A similar system is Bocage, described on Wikipedia as “a terrain of mixed woodland and pasture characteristic of parts of Northern France, Southern England, Ireland, the Netherlands, and Northern Germany, in regions where pastoral farming is the dominant land use.”

Rhododendrons on basic soils?

An article by nurseryman David Rankin in the January issue of The Garden, “Why Grow Rhodos?” was interesting. His thesis: that ericaceous and acid-loving plants, such as rhododendrons, camellias, and hydrangeas may be successfully grown on basic soils, despite evidence and conventional wisdom that thus grown plants invariably suffer from chlorosis and poor growth.

It is assumed that our hydrangeas reliably flower blue and that Island soils are acidic; likewise, that rhododendrons invariably flourish in them. (This, it turns out, is not always the case, as evidenced by numerous plaintive queries for advice to blue-up hydrangea flowers.)

However, the acidic soil rule has now been tentatively contradicted. Observation and experiments have shown that unhealthy cultivated plants suffer from manganese deficiency, while foliage of healthy plants contains much more, up to 50 times more. The hypothesis is that, in wild populations on limestone soils, leaves from healthy plants drop to form mulch that acts as a slow release fertilizer. “Once a healthy population is established, it becomes largely self-sustaining, recycling its manganese.”

To test that these plants would flourish, the experimenters first added chelated manganese to foliar sprays.

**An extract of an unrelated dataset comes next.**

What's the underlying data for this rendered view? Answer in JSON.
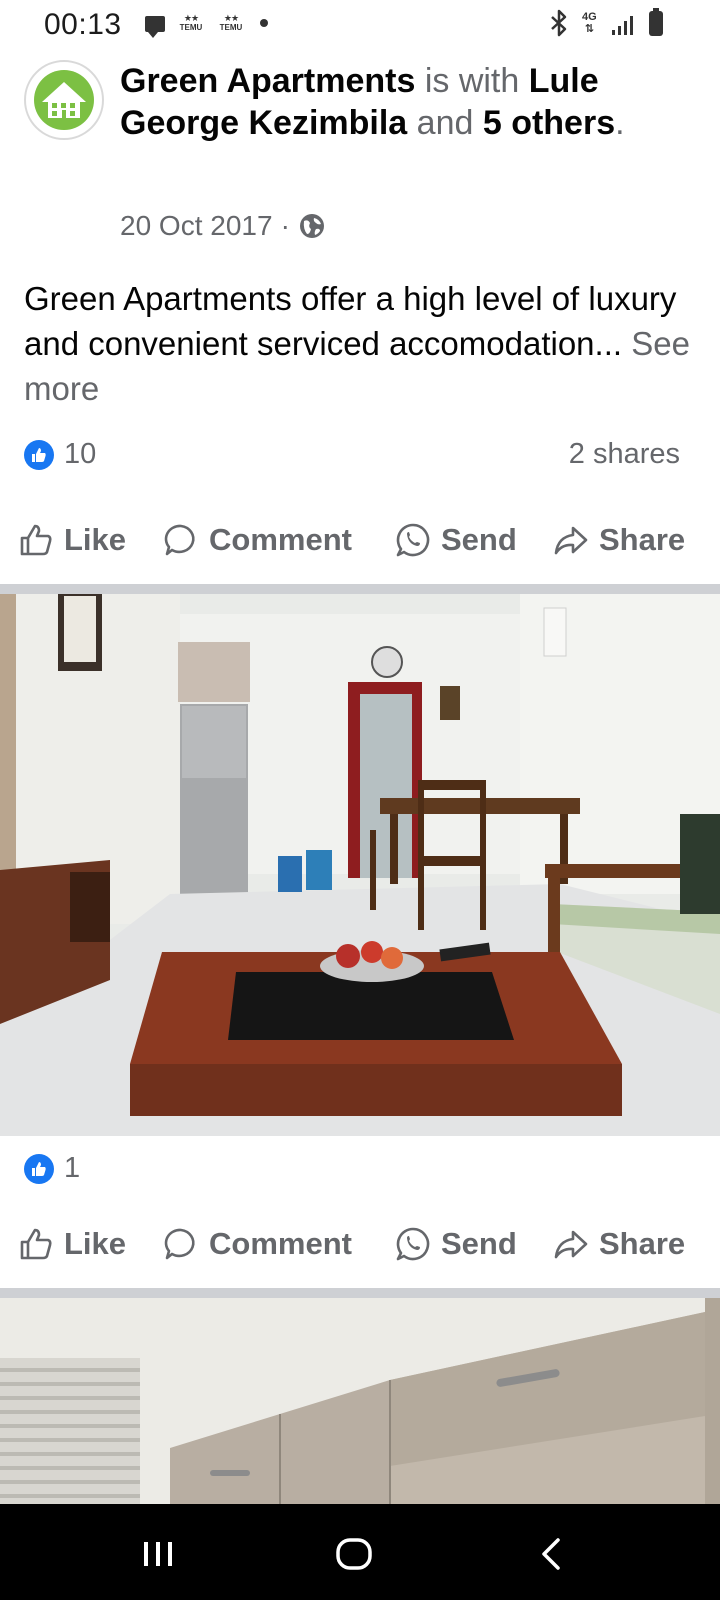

They eventually decided fertilizing with ferrous sulphate and manganese sulphate was cheaper and sufficient to maintain plants. “Fallen leaves should never be removed, but left to decay under the plants.” Those interested might try this themselves.

Garden connoisseurs

The better informed gardeners are, the better stocked our Island garden centers become. If gardeners do not know them, plants will not sell; only a few of the choice plants are stocked, if there is low interest.

Polly Hill described her frustration that there was such a limited choice here (“every year, the same twenty-five ‘tried & true’ plants!”), when she first started Island gardening and planting. She had to start propagating herself — not a bad idea — to acquire the wide and diverse array of plants she suspected would grow well.

When you encounter a plant you like, note the botanical and cultivar name, so you can research it. Visit public gardens. Read plant tags. Read gardening books. Check online resources. Knowledgeable gardeners make great garden center customers.

In the garden

Set up functional composting systems. Cut down last year’s perennial debris, if left for wildlife. Prune back Group 2 clematis, leaving two sets of strong buds on stems; cut Clematis paniculata to bases. Prune roses: remove discolored stems and prune to outward facing buds. Prune rose of Sharon and PeeGee hydrangeas if desired, but leave Hydrangea macrophylla for now. Correct snow and ice damage.

Check undersides of seedlings for whitefly and spider mite. Insecticidal soap controls them. Re-seal half-full seed packets and store cool, dry, and dark. Cutworms turn up in early spring when soil is cultivated.

Hiring?

Hire Island people who live here and already have housing.